Identification of enzymatic genes with the potential to reduce biomass recalcitrance through lignin manipulation in Arabidopsis

Shingo Sakamoto; Naofumi Kamimura; Yosuke Tokue; Miyuki T Nakata; Masanobu Yamamoto; Shi Hu; Eiji Masai; Nobutaka Mitsuda; Shinya Kajita

doi:10.1186/s13068-020-01736-6

Identification of enzymatic genes with the potential to reduce biomass recalcitrance through lignin manipulation in Arabidopsis

Biotechnol Biofuels. 2020 May 29:13:97. doi: 10.1186/s13068-020-01736-6. eCollection 2020.

Authors

Shingo Sakamoto^#¹, Naofumi Kamimura^#², Yosuke Tokue^#^{1

2}, Miyuki T Nakata^{1

3}, Masanobu Yamamoto⁴, Shi Hu⁴, Eiji Masai², Nobutaka Mitsuda¹, Shinya Kajita⁴

Affiliations

¹ Plant Gene Regulation Research Group, Bioproduction Research Institute, National Institute of Advanced Industrial Science and Technology (AIST), Tsukuba, Ibaraki 305-8566 Japan.
² Department of Bioengineering, Nagaoka University of Technology, Nagaoka, Niigata 940-2188 Japan.
³ Present Address: Graduate School of Biological Sciences, Nara Institute of Science and Technology, Ikoma, Nara 630-0192 Japan.
⁴ Graduate School of Bio-Applications and Systems Engineering, Tokyo University of Agriculture and Technology, Koganei, Tokyo 184-8588 Japan.

^# Contributed equally.

Abstract

Background: During the chemical and biochemical decomposition of lignocellulosic biomasses, lignin is highly recalcitrant. Genetic transformation of plants to qualitatively and/or quantitatively modify lignin may reduce these recalcitrant properties. Efficient discovery of genes to achieve lignin manipulation is thus required.

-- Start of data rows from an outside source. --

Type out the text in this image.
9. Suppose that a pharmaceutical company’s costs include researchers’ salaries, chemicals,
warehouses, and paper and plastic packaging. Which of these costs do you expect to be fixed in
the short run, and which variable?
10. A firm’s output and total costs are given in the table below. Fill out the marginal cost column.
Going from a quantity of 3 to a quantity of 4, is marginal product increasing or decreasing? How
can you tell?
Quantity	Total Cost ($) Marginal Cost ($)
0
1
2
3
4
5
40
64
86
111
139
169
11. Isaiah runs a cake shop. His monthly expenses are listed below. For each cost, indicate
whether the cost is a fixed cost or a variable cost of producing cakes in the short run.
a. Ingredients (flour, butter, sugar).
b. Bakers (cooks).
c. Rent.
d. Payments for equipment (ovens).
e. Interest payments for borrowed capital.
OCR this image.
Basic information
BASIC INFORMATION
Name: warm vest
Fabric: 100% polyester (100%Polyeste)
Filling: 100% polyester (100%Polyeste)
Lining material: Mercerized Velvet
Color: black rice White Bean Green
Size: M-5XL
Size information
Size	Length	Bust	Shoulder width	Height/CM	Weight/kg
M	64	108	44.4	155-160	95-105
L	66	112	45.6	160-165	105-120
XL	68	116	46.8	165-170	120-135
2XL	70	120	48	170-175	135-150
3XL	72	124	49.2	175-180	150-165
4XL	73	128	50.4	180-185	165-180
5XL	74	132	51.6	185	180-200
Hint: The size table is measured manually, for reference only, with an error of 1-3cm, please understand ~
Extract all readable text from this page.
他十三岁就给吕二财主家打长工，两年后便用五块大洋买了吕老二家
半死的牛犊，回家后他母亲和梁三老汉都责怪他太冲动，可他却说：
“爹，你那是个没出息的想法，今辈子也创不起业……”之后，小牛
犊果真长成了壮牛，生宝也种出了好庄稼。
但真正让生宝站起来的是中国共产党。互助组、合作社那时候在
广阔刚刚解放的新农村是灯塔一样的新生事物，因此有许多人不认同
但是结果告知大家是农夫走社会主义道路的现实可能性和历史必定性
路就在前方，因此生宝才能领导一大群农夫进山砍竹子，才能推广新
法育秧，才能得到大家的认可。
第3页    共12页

Results: To screen for new genes to reduce lignin recalcitrance, we heterologously expressed 50 enzymatic genes under the control of a cinnamate 4-hydroxylase (C4H) gene promoter, derived from a hybrid aspen, which is preferentially active in tissues with lignified cell walls in Arabidopsis plants. These genes encode enzymes that act on metabolites in shikimate, general phenylpropanoid, flavonoid, or monolignol biosynthetic pathways. Among these genes, 30, 18, and 2 originated from plants, bacteria, and fungi, respectively. In our first screening step, 296 independent transgenic plants (T₁ generation) harboring single or multiple transgenes were generated from pools of seven Agrobacterium strains used for conventional floral-dip transformation. Wiesner and Mäule staining patterns in the stems of the resultant plants revealed seven and nine plants with apparent abnormalities in the two respective staining analyses. According to genomic PCR and subsequent direct sequencing, each of these 16 plants possessed a gene encoding either coniferaldehyde dehydrogenase (calB), feruloyl-CoA 6'-hydroxylase (F6H1), hydroxycinnamoyl-CoA hydratase/lyase (couA), or ferulate 5-hydroxylase (F5H), with one transgenic plant carrying both calB and F6H1. The effects of these genes on lignin manipulation were confirmed in individually re-created T₁ transgenic Arabidopsis plants. While no difference in lignin content was detected in the transgenic lines compared with the wild type, lignin monomeric composition was changed in the transgenic lines. The observed compositional change in the transgenic plants carrying calB, couA, and F5H led to improved sugar release from cell walls after alkaline pretreatment.

Conclusions: Simple colorimetric characterization of stem lignin is useful for simultaneous screening of many genes with the potential to reduce lignin recalcitrance. In addition to F5H, the positive control, we identified three enzyme-coding genes that can function as genetic tools for lignin manipulation. Two of these genes (calB and couA) accelerate sugar release from transgenic lignocelluloses.

Keywords: Biomass recalcitrance; High-throughput screening; Histochemical staining; Lignin; Saccharification.